キノコのスープ。この少量ながらもどっしりしたスープ、スパイスが効いていて、ほんのり甘味もあり。
そろそろデザートかな? と思ったところにメインの肉料理。この鴨、鴨のはずなんだけど臭みがまるでない。さすが肉料理の国、肉の処理の仕方とか違うのでしょうか。これも岩塩が効いています。
見た目はなんてことのないシャーベットなのですが、パッションフルーツの味のあとに、ジンジャーの後味がしてこれまた驚き。甘いのに辛い! それなのにおいしい!

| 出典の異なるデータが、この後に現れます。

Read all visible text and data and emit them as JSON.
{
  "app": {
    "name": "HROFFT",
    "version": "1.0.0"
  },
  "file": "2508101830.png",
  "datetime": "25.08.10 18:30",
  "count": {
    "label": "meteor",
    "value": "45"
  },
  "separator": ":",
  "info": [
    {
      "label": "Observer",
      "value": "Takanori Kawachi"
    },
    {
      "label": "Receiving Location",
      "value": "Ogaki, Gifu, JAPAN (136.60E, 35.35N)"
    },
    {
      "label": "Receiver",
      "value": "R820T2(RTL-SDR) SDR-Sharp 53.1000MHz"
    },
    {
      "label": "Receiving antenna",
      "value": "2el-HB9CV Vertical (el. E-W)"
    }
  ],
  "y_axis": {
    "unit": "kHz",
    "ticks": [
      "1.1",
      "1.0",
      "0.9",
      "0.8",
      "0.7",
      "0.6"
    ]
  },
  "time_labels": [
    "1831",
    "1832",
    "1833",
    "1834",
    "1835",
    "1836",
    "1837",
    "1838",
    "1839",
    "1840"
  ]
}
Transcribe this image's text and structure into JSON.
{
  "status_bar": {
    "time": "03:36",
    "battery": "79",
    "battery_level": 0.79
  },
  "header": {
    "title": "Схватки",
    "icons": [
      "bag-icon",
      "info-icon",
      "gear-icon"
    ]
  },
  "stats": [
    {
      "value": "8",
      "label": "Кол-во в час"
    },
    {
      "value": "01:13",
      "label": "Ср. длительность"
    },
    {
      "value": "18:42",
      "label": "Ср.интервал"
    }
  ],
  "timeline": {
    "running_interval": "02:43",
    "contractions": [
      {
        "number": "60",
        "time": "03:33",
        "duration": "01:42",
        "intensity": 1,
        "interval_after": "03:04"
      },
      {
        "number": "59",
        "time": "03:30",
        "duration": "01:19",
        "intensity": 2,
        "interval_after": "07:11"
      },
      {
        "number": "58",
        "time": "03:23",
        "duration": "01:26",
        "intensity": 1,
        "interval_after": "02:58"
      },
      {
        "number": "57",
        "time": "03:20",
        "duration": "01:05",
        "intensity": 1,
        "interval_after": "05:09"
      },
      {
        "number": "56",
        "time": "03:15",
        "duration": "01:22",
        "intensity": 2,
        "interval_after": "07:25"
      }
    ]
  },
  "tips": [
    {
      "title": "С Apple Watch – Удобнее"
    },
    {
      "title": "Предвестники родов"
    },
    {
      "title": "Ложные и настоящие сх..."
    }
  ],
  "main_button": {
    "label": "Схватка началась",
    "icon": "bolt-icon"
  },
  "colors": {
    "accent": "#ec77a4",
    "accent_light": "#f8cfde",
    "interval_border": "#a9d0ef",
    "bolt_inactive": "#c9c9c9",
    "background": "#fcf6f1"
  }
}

このデザートプレートは、全体でエスニック。タピオカとココナッツミルクのデザートを、組み立て直したような一皿でした。チョコレートソースもあるのに邪魔していない、しっかり調和している。
コーヒーをいただきながら、プチフール。見た目も可愛らしいですが、一つ一つがまた意外な味。奥のマカロンはハーブの味がするし、手前のトリュフもスパイスの味ががつんとして、ただ甘いだけじゃない。
チェコ料理か、と言われるとわからないけど(でも、キノコの濃厚スープとか、とにかく美味しいお肉とかはそれらしいのかな?)、意外性に満ちた料理ばかりで、驚きながらも楽しみました。でも、どれもこれも予想外な組み合わせなのに、しっかり調和しているのが素晴らしい。
もしプラハにいらっしゃる方がいたら、全力でお勧め。予約は必須のようです。